There are three ways to make a submission for a SIP plan change:

  1. The easiest way is to submit a written request to the Asset Management Company or Investor Service Centre.
  2. This request must include details like the scheme name, folio number, details of the holder and a signature of the investor.
  3. Normally, there is a prescribed standard form for conversion provided by AMCs.
  4. It must be remembered that the request must be submitted at least 15 days before the next installment is due.
  5. In the case there is any other installment, it will be processed under the earlier plan.
  6. Once the AMC receives the receipt, it will take between three to four weeks to process the conversion request.
  7. If one has online transaction options for mutual funds with an Asset Management Company things will be different.
  8. Login to your mutual fund account.
  9. Find the transaction page where you can purchase or redeem funds, and under the switch tab, choose the fund name you want.
  10. Select the option with the Direct Plan suffix.
  11. It may take four days to process, so log-in four days later to check the status.
  12. In one doesn’t have online access:
  13. Visit the mutual fund office.
  14. Ask for and fill out the switch mutual fund form.
  15. Fill in required details (mostly same as point 1)
  16. Sign and submit it.
  17. An account statement will be generated via registered mail ID once the process is completed.
  18. If registered to a distributor/broker:
  19. In this case, switch will not be possible, as one has to activate online transactions or process though forms.

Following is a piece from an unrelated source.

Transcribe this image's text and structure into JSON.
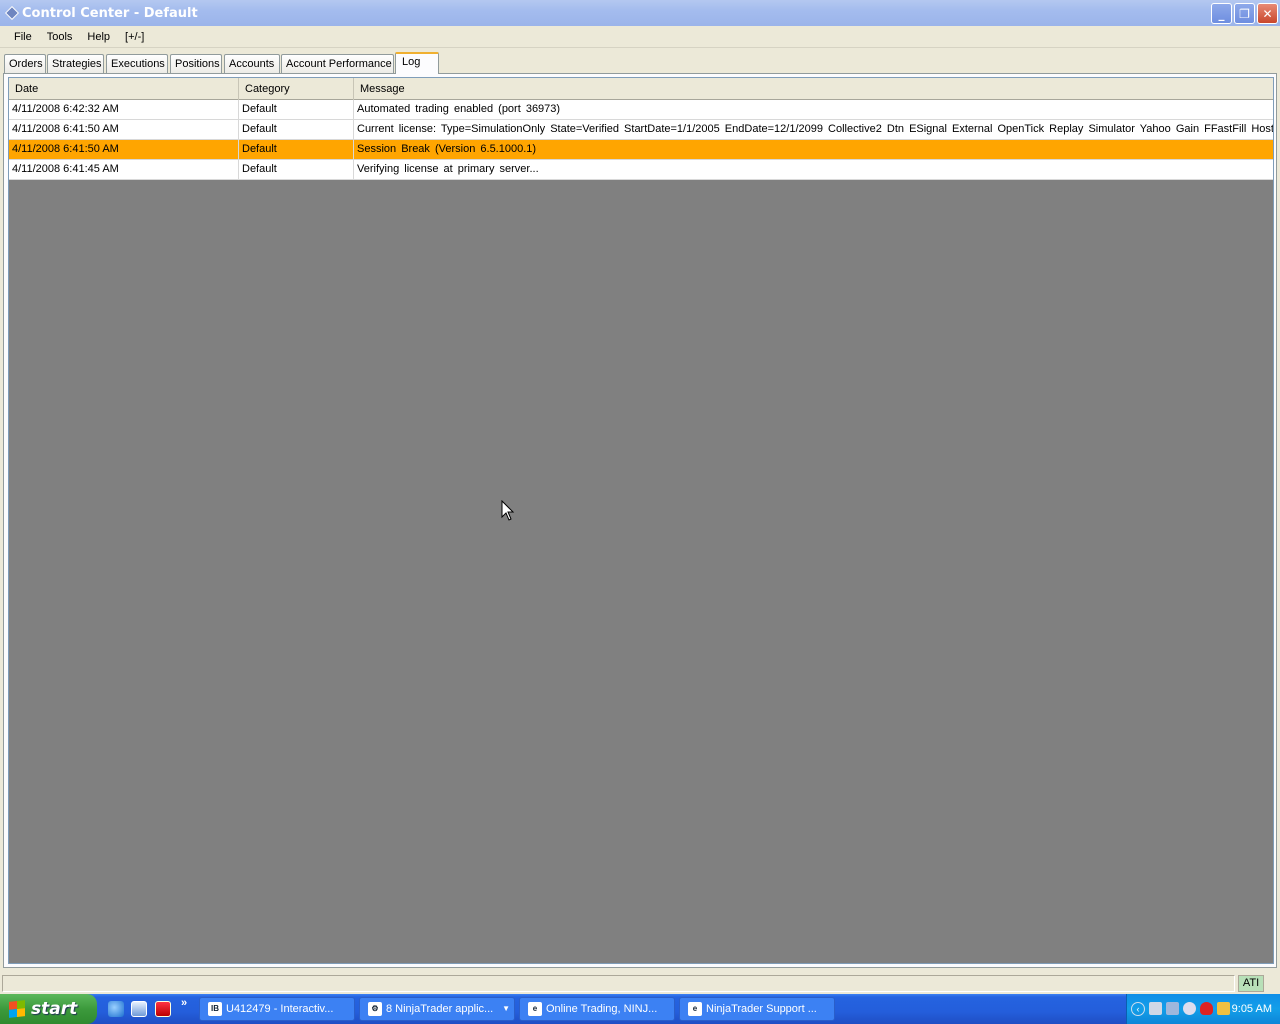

Know When to Make the Switch

There are some things one should be aware of before going for the SIP switch. It is always advisable to change your SIP mutual fund from regular to direct only if it is a long-term investment with a minimum of five years for a substantial amount. There are also two kinds of costs involved in switching to a direct plan:

  1. Exit Load: It is the charge for redeeming the mutual fund before ideal redemption time. For equity-oriented funds, it is normally charged at 1 percent, while for debt-oriented funds, the exit load is anywhere between 0 and 2 percent, and dependent on the type of fund. So it is essential to ensure your fund does not have any exit load.
  2. Taxation: Regular capital gain taxation can also be applied to the switching of funds. With equity-oriented funds, if a switch is made one year after holding the investment, then it is tax free, but if done prior then there will be a 15 per cent tax. For debt-oriented funds, if switched before three years, tax charged will depend on tax slab, and if done after three years, there will be a 20 percent tax charge with an indexation benefit.

Things to Remember

  1. After the conversion of the SIP plan, all future reinvestments will come under the direct plan.
  2. The switch will still come under redemption, so capital tax gains can be applicable.